Das heißt nicht, dass die Literatur recht hat. Sie ist ein jahrtausendealtes Unternehmen der Welterklärung, wie die Philosophie es ist, wie die Wissenschaften es sind und auch die Religionen, die einst sogar alle andern Systeme in sich einbeschlossen haben. Wie jede von diesen dreien treibt die Literatur das große Geschäft auf ihre Weise. Auch sie fragt zwar nach den ersten und letzten Dingen, nach dem, was immer war und immer sein wird, nach den Gesetzen, die alles steuern, was auf dem Planeten geschieht, aber sie nimmt sich das Recht, die größten Prozesse gegebenenfalls an den winzigsten Wesen zu studieren. Das Universale erkennen die Dichter am schärfsten im Belanglosen. Der Tod einer Fliege kann für sie so wichtig sein wie der Trojanische Krieg.
Das hängt damit zusammen, dass die Literatur ihren eigenen Blick auf die Welt hat. Dieser hat sich, im Unterschied zu den andern Systemen, nie ganz abgelöst vom Blick des Kindes. Für das Kind gibt es noch keine Ordnung der Dinge. Alles kann riesig sein oder wie nicht vorhanden. Ein Stein auf dem Weg ist kostbar wie der Rubin in der Königskrone. Er ist sogar lebendig wie ein Tier. Die Hierarchie all dessen, was ist, entsteht erst durch das unablässige Einreden der Erwachsenen auf das Kind: Das ist eklig, das ist schön, das ist verboten … Weil die Literatur noch Wege kennt hinter alle Hierarchien zurück, kann sie jederzeit verschollene Erfahrungen in uns wachrufen, Erfahrungen aus den Urzeiten des eigenen Lebens oder aus den Urzeiten der Menschheit. Für sie gilt Brechts Vers aus dem Lied von der Moldau: »Das Große bleibt groß nicht und klein nicht das Kleine« – wenn auch auf andere Weise, als Brecht es gemeint hat.

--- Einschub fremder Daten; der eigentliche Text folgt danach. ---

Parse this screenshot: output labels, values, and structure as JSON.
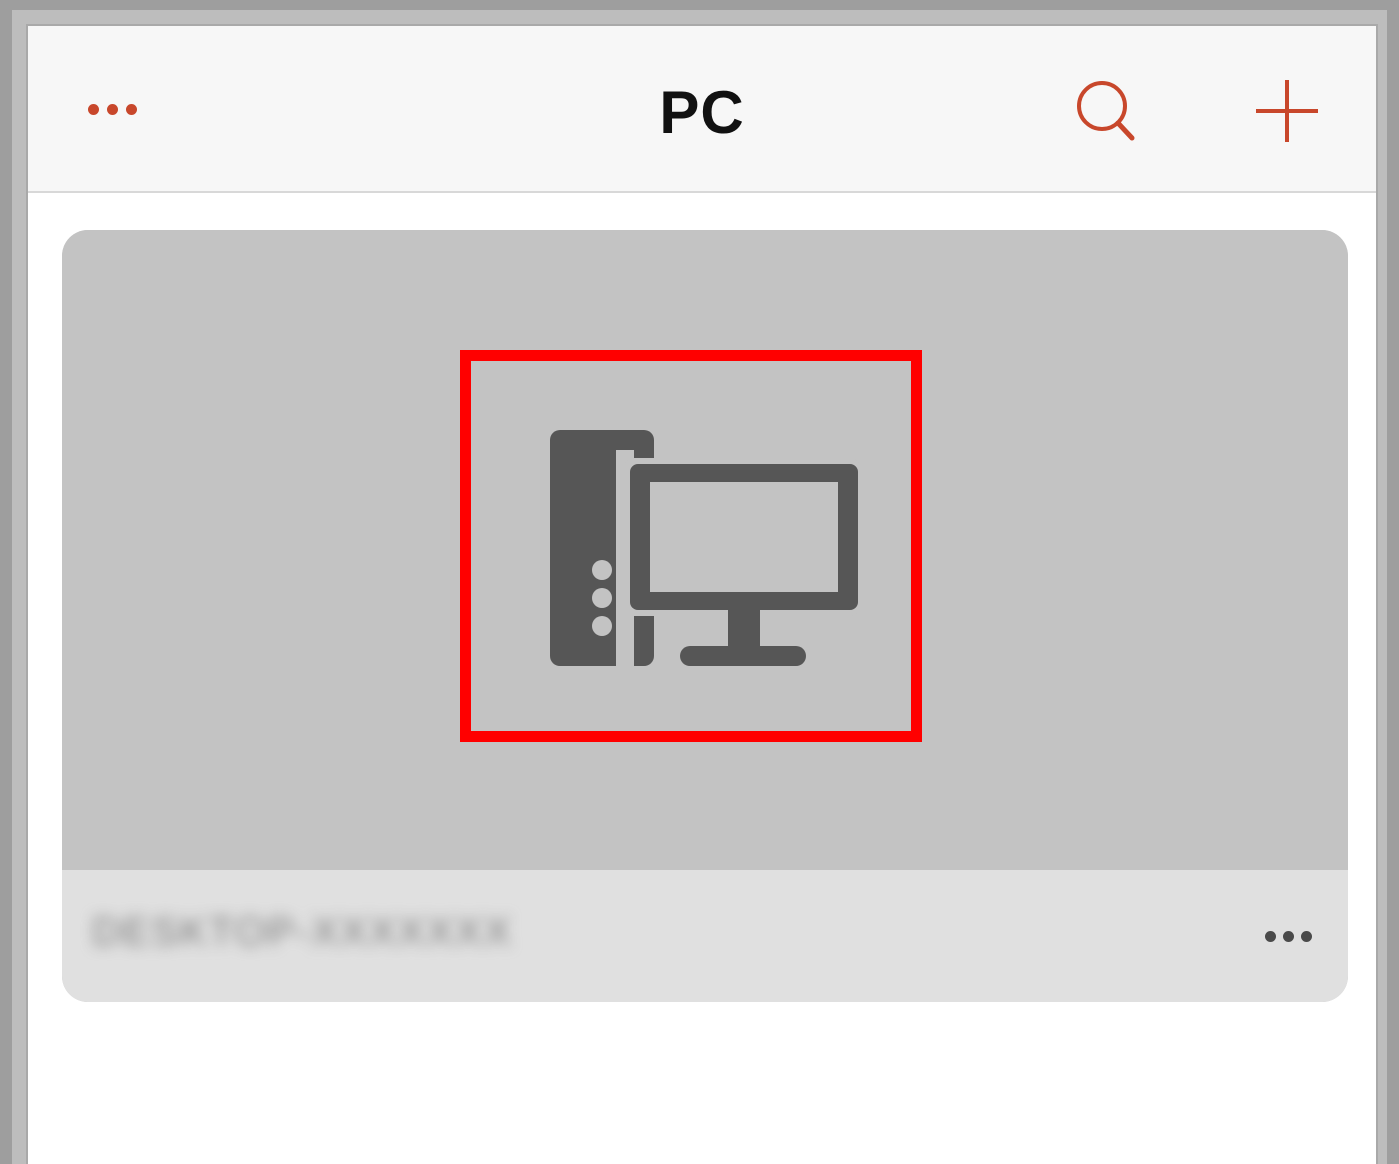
{
  "navbar": {
    "title": "PC",
    "more_icon": "more-horizontal-icon",
    "search_icon": "search-icon",
    "add_icon": "plus-icon",
    "accent_color": "#c8472b"
  },
  "pc_card": {
    "name": "DESKTOP-XXXXXXX",
    "thumbnail_icon": "desktop-computer-icon",
    "more_icon": "more-horizontal-icon",
    "highlight_color": "#ff0000"
  }
}
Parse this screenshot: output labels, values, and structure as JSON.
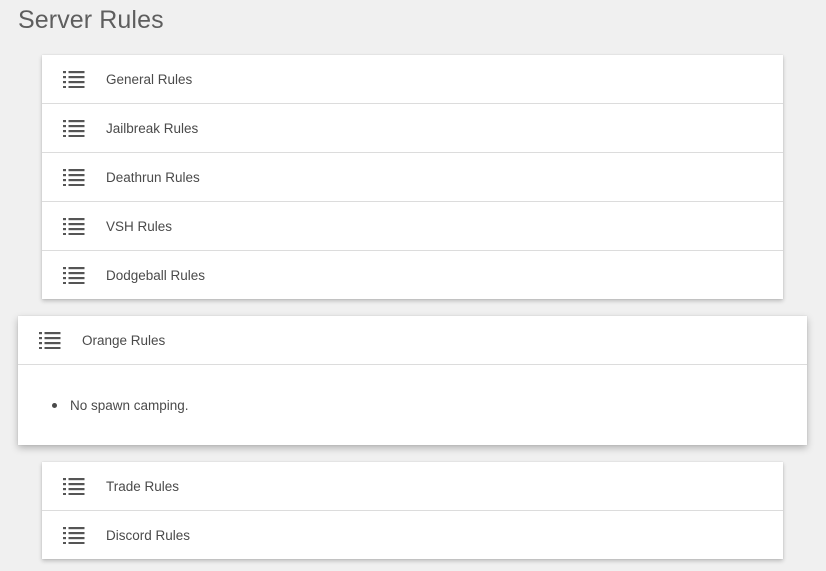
{
  "page": {
    "title": "Server Rules"
  },
  "rules_top": [
    {
      "label": "General Rules",
      "icon": "list-icon"
    },
    {
      "label": "Jailbreak Rules",
      "icon": "list-icon"
    },
    {
      "label": "Deathrun Rules",
      "icon": "list-icon"
    },
    {
      "label": "VSH Rules",
      "icon": "list-icon"
    },
    {
      "label": "Dodgeball Rules",
      "icon": "list-icon"
    }
  ],
  "rules_expanded": {
    "label": "Orange Rules",
    "icon": "list-icon",
    "items": [
      "No spawn camping."
    ]
  },
  "rules_bottom": [
    {
      "label": "Trade Rules",
      "icon": "list-icon"
    },
    {
      "label": "Discord Rules",
      "icon": "list-icon"
    }
  ],
  "colors": {
    "background": "#f0f0f0",
    "card": "#ffffff",
    "divider": "#dcdcdc",
    "text": "#4a4a4a",
    "title": "#5e5e5e"
  }
}
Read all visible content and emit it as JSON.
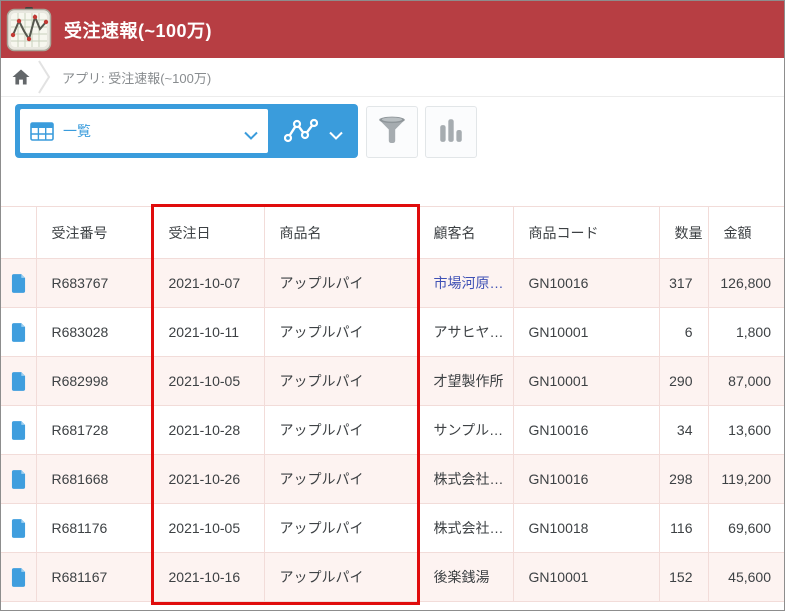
{
  "app_header": {
    "title": "受注速報(~100万)",
    "icon": "line-chart-app-icon",
    "background_color": "#b73e43"
  },
  "breadcrumb": {
    "home_icon": "home-icon",
    "label": "アプリ: 受注速報(~100万)"
  },
  "toolbar": {
    "view_selector": {
      "icon": "table-view-icon",
      "selected_view": "一覧",
      "dropdown_icon": "chevron-down-icon"
    },
    "chart_switcher": {
      "icon": "line-chart-icon",
      "dropdown_icon": "chevron-down-icon"
    },
    "filter_button": {
      "icon": "funnel-icon"
    },
    "graph_button": {
      "icon": "bar-chart-icon"
    }
  },
  "table": {
    "columns": [
      "",
      "受注番号",
      "受注日",
      "商品名",
      "顧客名",
      "商品コード",
      "数量",
      "金額"
    ],
    "rows": [
      {
        "order_no": "R683767",
        "order_date": "2021-10-07",
        "product_name": "アップルパイ",
        "customer": "市場河原…",
        "product_code": "GN10016",
        "quantity": "317",
        "amount": "126,800"
      },
      {
        "order_no": "R683028",
        "order_date": "2021-10-11",
        "product_name": "アップルパイ",
        "customer": "アサヒヤ…",
        "product_code": "GN10001",
        "quantity": "6",
        "amount": "1,800"
      },
      {
        "order_no": "R682998",
        "order_date": "2021-10-05",
        "product_name": "アップルパイ",
        "customer": "才望製作所",
        "product_code": "GN10001",
        "quantity": "290",
        "amount": "87,000"
      },
      {
        "order_no": "R681728",
        "order_date": "2021-10-28",
        "product_name": "アップルパイ",
        "customer": "サンプル…",
        "product_code": "GN10016",
        "quantity": "34",
        "amount": "13,600"
      },
      {
        "order_no": "R681668",
        "order_date": "2021-10-26",
        "product_name": "アップルパイ",
        "customer": "株式会社…",
        "product_code": "GN10016",
        "quantity": "298",
        "amount": "119,200"
      },
      {
        "order_no": "R681176",
        "order_date": "2021-10-05",
        "product_name": "アップルパイ",
        "customer": "株式会社…",
        "product_code": "GN10018",
        "quantity": "116",
        "amount": "69,600"
      },
      {
        "order_no": "R681167",
        "order_date": "2021-10-16",
        "product_name": "アップルパイ",
        "customer": "後楽銭湯",
        "product_code": "GN10001",
        "quantity": "152",
        "amount": "45,600"
      }
    ]
  },
  "annotation": {
    "type": "red-highlight-rectangle",
    "highlighted_columns": [
      "受注日",
      "商品名"
    ],
    "color": "#e00c0c"
  },
  "colors": {
    "header_red": "#b73e43",
    "accent_blue": "#3a9cdc",
    "row_pink": "#fdf3f1",
    "border_pink": "#f2dcd9",
    "link_blue": "#3f51b5"
  }
}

Das Spiel mit der Gewalt des Geringen und mit der Geringfügigkeit des Gewaltigen durchzieht die Literatur. Weil sie über die Kraft der symbolischen Aufladung verfügt, kann sie alle Ordnungen umbauen; sie kann das Winzige mit drei Worten zu einer Hauptsache machen und den babylonischen Turm zu einer Dekoration im Hintergrund. Es gibt zahlreiche Begriffe für die Prozesse der symbolischen Aufladung, man redet von Metaphern und Metonymien, von Synekdochen und Allegorien, entwickelt Zeichentheorien und destruiert sie wieder, indem man irgendwann den Zeichen ihre Verweisungskraft überhaupt bestreitet. Ganze Lehrstühle leben von der Produktion semiotischer Konzepte und der Demontage ihrer Vorgänger. Die Studierenden glauben daran, richten sich danach aus, schreiben Dissertationen darüber und müssen eines Tages zur Kenntnis nehmen, dass kein Hahn mehr nach ihrer wissenschaftlichen Heilslehre kräht. Die Prozesse der symbolischen Aufladung aber wirken immerzu in allen Künsten, mit bald zarten, bald mächtigen Effekten, unabhängig vom Stand der Theoriebildung. Die Kraft, die dem Kind einst die Puppe lebendig machte und den krummen Stecken zum galoppierenden Pferd, wirkt fort in der bildenden Hand der Malerinnen und Maler, in der unerwarteten Geste des Schauspielers, in der fahrenden Filmkamera, die einen Gegenstand erschreckend heranzoomt. Was aber einmal dergestalt aufgeladen ist, kann in der Literatur ein ganzes Werk durchstrahlen und zum Schlüssel werden für dessen Geheimnisse – falls nur der Leser aufmerksam genug ist und seine Freude hat am Spiel des Verbergens und Aufdeckens. Die symbolische Strahlung mag von einem mythischen Ungeheuer wie dem weißen Wal des Kapitäns Ahab ausgehen, dem Wesen, das nicht nur einen großen Roman durchzieht, sondern diesen Roman wie aus eigener Kraft verlängert und ausdehnt, bis das Opus selber leviathanische Ausmaße erlangt hat. Sie kann aber auch in einer einzigen Erzählsekunde stecken. So erscheint in Kafkas Proceß die Schwimmhaut zwischen Mittel- und Ringfinger des Mädchens Leni nur ein einziges Mal und wie im Vorbeigehen.2 Aber das seltsame körperliche Phänomen bleibt uns bis zum Schluss vor Augen. Wir spüren die symbolische Aufladung und kommen ihr doch nicht wirklich bei, so wenigstens nicht, wie wir gewohnt sind, den Symbolen im Erzählen des 19. Jahrhunderts beizukommen.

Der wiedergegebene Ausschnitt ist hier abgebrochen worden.